Principle of Unix Domain Socket. How does it work? Principle of Unix Domain Socket. How does it work? unix unix

Principle of Unix Domain Socket. How does it work?


Unix sockets are used as any other socket types. This means, that socket system calls are used for them. The difference between FIFOs and Unix sockets, is that FIFO use file sys calls, while Unix sockets use socket calls.

Unix sockets are addressed as files. It allows to use file permissions for access control.
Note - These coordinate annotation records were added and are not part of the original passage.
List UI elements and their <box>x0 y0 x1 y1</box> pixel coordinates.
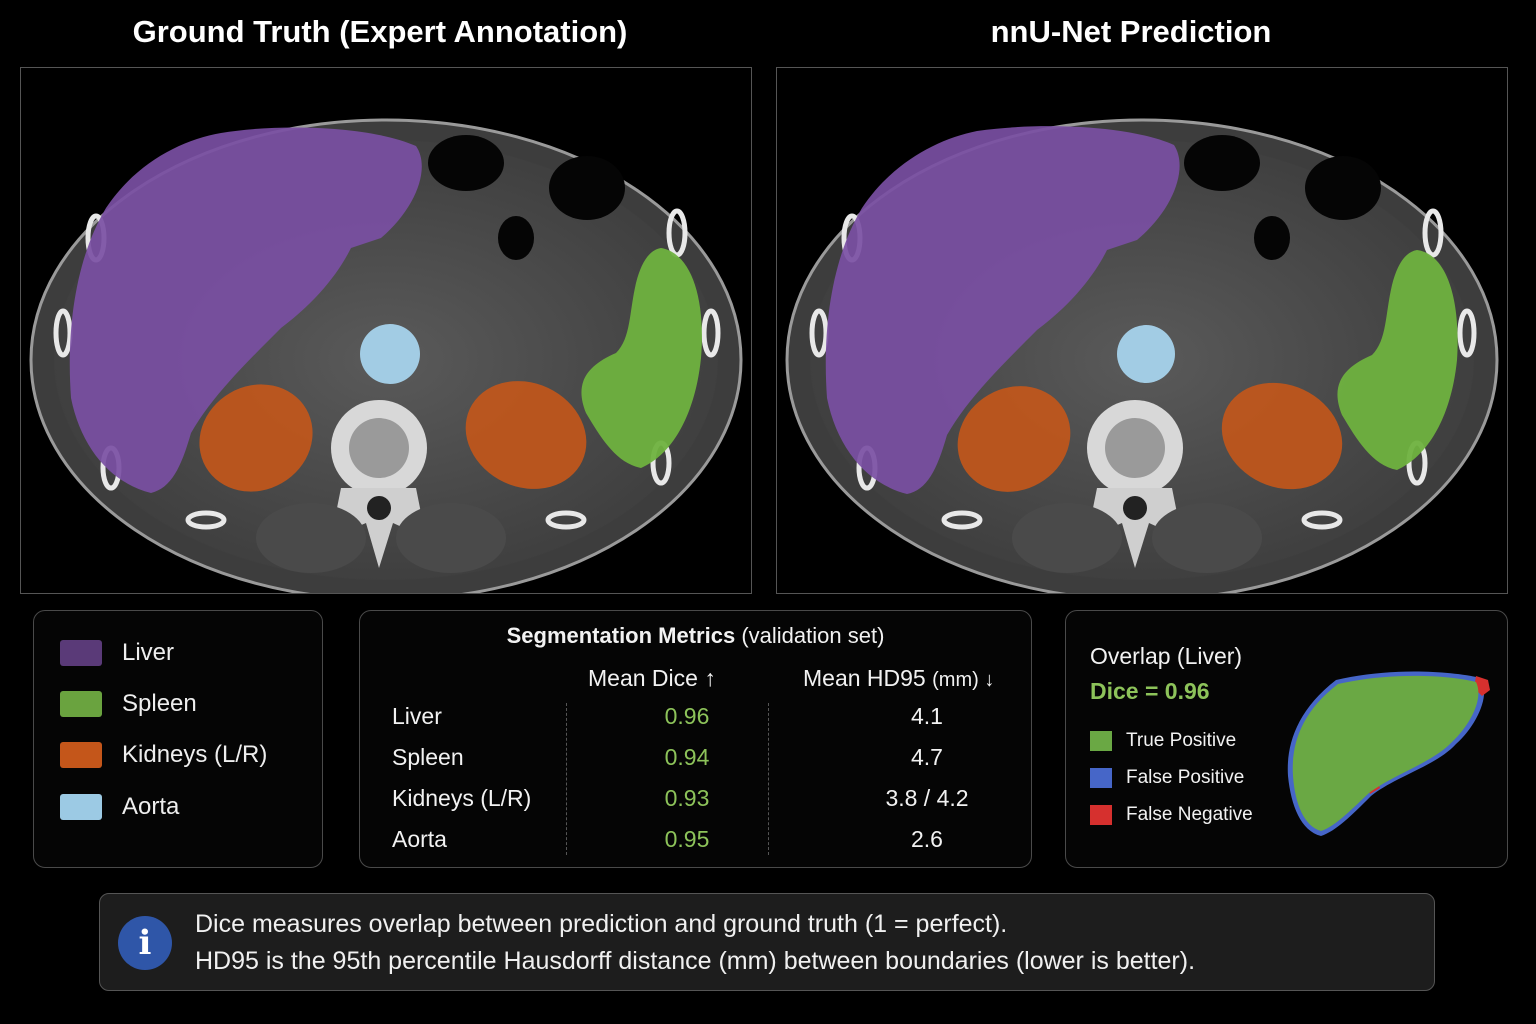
organ-name: Spleen <box>392 744 464 770</box>
segmentation-metrics-table: Segmentation Metrics (validation set) Me… <box>359 610 1032 868</box>
table-row: Spleen 0.94 4.7 <box>392 744 1032 780</box>
kidney-right-overlay <box>465 381 587 489</box>
organ-name: Kidneys (L/R) <box>392 785 532 811</box>
info-text-dice: Dice measures overlap between prediction… <box>195 910 1008 938</box>
kidney-left-overlay <box>199 384 313 492</box>
aorta-swatch <box>60 794 102 820</box>
false-positive-swatch <box>1090 768 1112 788</box>
metrics-title-qualifier: (validation set) <box>741 623 885 648</box>
spleen-swatch <box>60 691 102 717</box>
hd95-value: 3.8 / 4.2 <box>885 785 969 811</box>
organ-legend: Liver Spleen Kidneys (L/R) Aorta <box>33 610 323 868</box>
dice-value: 0.96 <box>664 703 710 729</box>
overlap-legend-label: False Negative <box>1126 804 1253 825</box>
overlap-legend-label: True Positive <box>1126 730 1237 751</box>
legend-item-aorta: Aorta <box>60 793 179 821</box>
col-header-dice: Mean Dice ↑ <box>588 665 716 691</box>
prediction-title: nnU-Net Prediction <box>990 14 1272 49</box>
ground-truth-ct-image <box>20 67 752 594</box>
legend-item-kidneys: Kidneys (L/R) <box>60 741 267 769</box>
liver-overlap-map <box>1287 671 1490 836</box>
legend-label: Liver <box>122 639 175 666</box>
overlap-legend-label: False Positive <box>1126 767 1245 788</box>
metrics-title-main: Segmentation Metrics <box>506 623 736 648</box>
organ-name: Aorta <box>392 826 447 852</box>
legend-item-liver: Liver <box>60 639 174 667</box>
true-positive-region <box>1292 675 1479 831</box>
aorta-overlay <box>1117 325 1175 383</box>
dice-value: 0.93 <box>664 785 710 811</box>
ground-truth-title: Ground Truth (Expert Annotation) <box>132 14 628 49</box>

Unix sockets are created by socket sys call (while FIFO created by mkfifo). If you need client socket, you call connect, passing it server socket address. If you need server socket, you can bind to assign its address. While, for FIFO open call is used. IO operation is performed by read/write.

Unix socket can distinguish its clients, while FIFO cannot. Info about peer is provided by accept call, it returns address of peer.

Unix sockets are bidirectional. This means that every side can perform both read and write operations. While, FIFOs are unidirectional: it has a writer peer and a reader peer.

Unix sockets create less overhead and communication is faster, than by localhost IP sockets. Packets don't need to go through network stack as with localhost sockets. And as they exists only locally, there is no routing.

If you need more details about, how Unix sockets work at kernel level, please, look at net/unix/af_unix.c file in Linux kernel source.